There’s beauty in simplicity. It’s clear, it’s soothing, and it’s reassuring – three words that also describe Toronto Maple Leafs’ Par Lindholm and NHL newcomer. Lindholm isn’t your traditional NHL rookie: he’s 25 years old. In May, after 20 of 31 NHL teams reportedly expressed interest in Lindholm, the Swedish centre signed a one-year entry-level contract with the Maple Leafs, making the move away from the Swedish League and European hockey.
Early On, Lindholm Has Exceeded Expectations…but There’s More to Come
After many Maple Leafs fans had Lindholm penciled in as the team’s fourth line centre – at best – it’s safe to say that the upcoming unrestricted free agent has exceeded expectations, earning a promotion alongside Nazem Kadri and Connor Brown on the team’s third line, though this might be a testament to the play of Frederik Gauthier and of course, Josh Leivo. In ten games, Lindholm has three points (1 goal, 2 assists), playing 14:20 a night with a trusted spot on head coach Mike Babcock’s tumultuous penalty kill.
On Wednesday night, with the Leafs taking three minor penalties (to the Winnipeg Jets’ one), Lindholm was second to Zach Hyman among Leafs forwards with 18:32 of ice time, and that’s about what you can expect to see now that Babcock feels that his checking line – Lindholm, Kadri and Brown – has adjusted.
“Their (Kadri’s) line is getting way better, obviously,” said Babcock, after the Maple Leafs’ win in Winnipeg. “They’re an important line for us. We expect them to play important minutes, and we need them to score.”
With John Tavares and Auston Matthews on the roster, many have been quick to point out Lindholm’s lack of offensive output, fearing he might become Babcock’s next “Leo Komarov” – playing way more than he probably should – and that’s fair; nobody wants to see Lindholm average more ice time than Matthews or Tavares, but that’s not a critique on his play, he was quite good at centering one of the top lines in Sweden.
Lindholm isn’t snakebitten; he hasn’t really created or had many clear-cut chances to score. I also wouldn’t say that he is necessarily to blame. Early on, watching the Swede, he was a little offbeat with his teammates. There were times when I noticed Lindholm would be open, tapping his stick in the middle of the ice calling for the puck, just as that space was closed off by the opposition’s defence on the smaller, NHL-sized rink. Had Lindholm received a few of those passes when he was open – something that will come with more experience with his teammates – a couple more chances and goals might have come off of his stick.

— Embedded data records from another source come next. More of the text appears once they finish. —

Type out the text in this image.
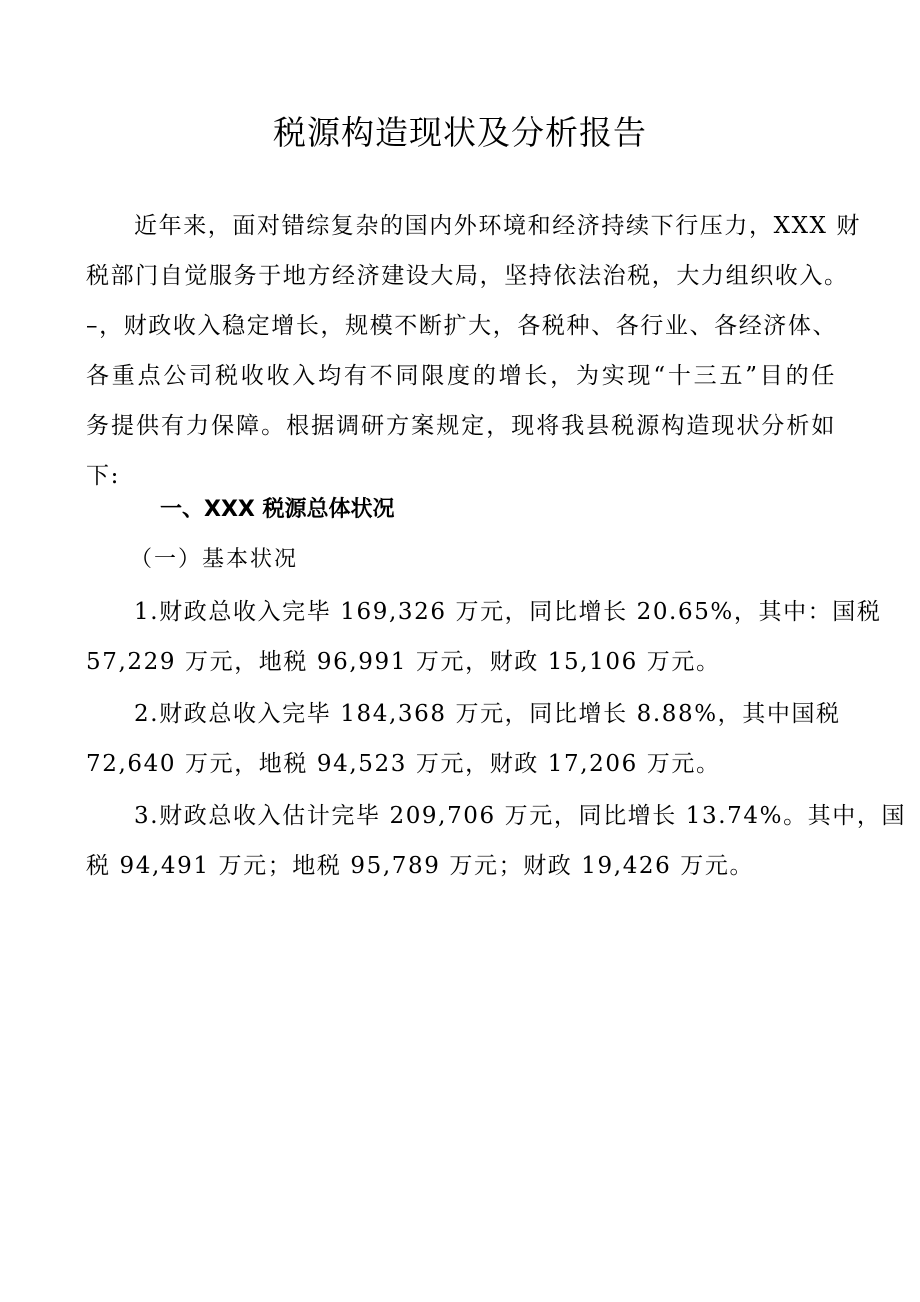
税源构造现状及分析报告
近年来，面对错综复杂的国内外环境和经济持续下行压力，XXX 财
税部门自觉服务于地方经济建设大局，坚持依法治税，大力组织收入。
–，财政收入稳定增长，规模不断扩大，各税种、各行业、各经济体、
各重点公司税收收入均有不同限度的增长，为实现“十三五”目的任
务提供有力保障。根据调研方案规定，现将我县税源构造现状分析如
下:
一、XXX 税源总体状况
（一）基本状况
1.财政总收入完毕 169,326 万元，同比增长 20.65%，其中：国税
57,229 万元，地税 96,991 万元，财政 15,106 万元。
2.财政总收入完毕 184,368 万元，同比增长 8.88%，其中国税
72,640 万元，地税 94,523 万元，财政 17,206 万元。
3.财政总收入估计完毕 209,706 万元，同比增长 13.74%。其中，国
税 94,491 万元；地税 95,789 万元；财政 19,426 万元。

Lindholm Has a High Hockey IQ, but Needs High-End Plays
Lindholm’s high hockey IQ can be seen in his first NHL goal when the Swede accomplished two things: first, he recognized the space and established inside position on the Washington Capitals’ defenseman, allowing him to be first to the puck no matter what Jake Gardiner chose to do (throw it around the boards or towards the net) and second, he made himself a target – body open, stick on the ice – long enough for Gardiner’s high-end pass to find him.
It takes two working pieces to make that play come together, although Gardiner will get credit for the flashy pass, and that’s Lindholm’s game. There’s nothing flashy about his style, nothing that will really stand out, but through ten games, it’s clear he has a good understanding of the sport, a valuable skill that’s often overlooked because there’s no stat to measure it.
That’s why I decided to write this article because as we get to see more of Lindholm – and as fans grow frustrated with Tavares and Matthews sometimes on the bench – it will be subtle plays, like the above, that makes him valuable to a hockey team; it will be his 50 per cent face-off percentage through his first ten games despite transitioning from European hockey.
With an exciting team filled with flash, I don’t want Lindholm to become devalued. Lindholm is no less important because Babcock has taken a liking to him; appreciate him because there is value in the 25-year-old Swede.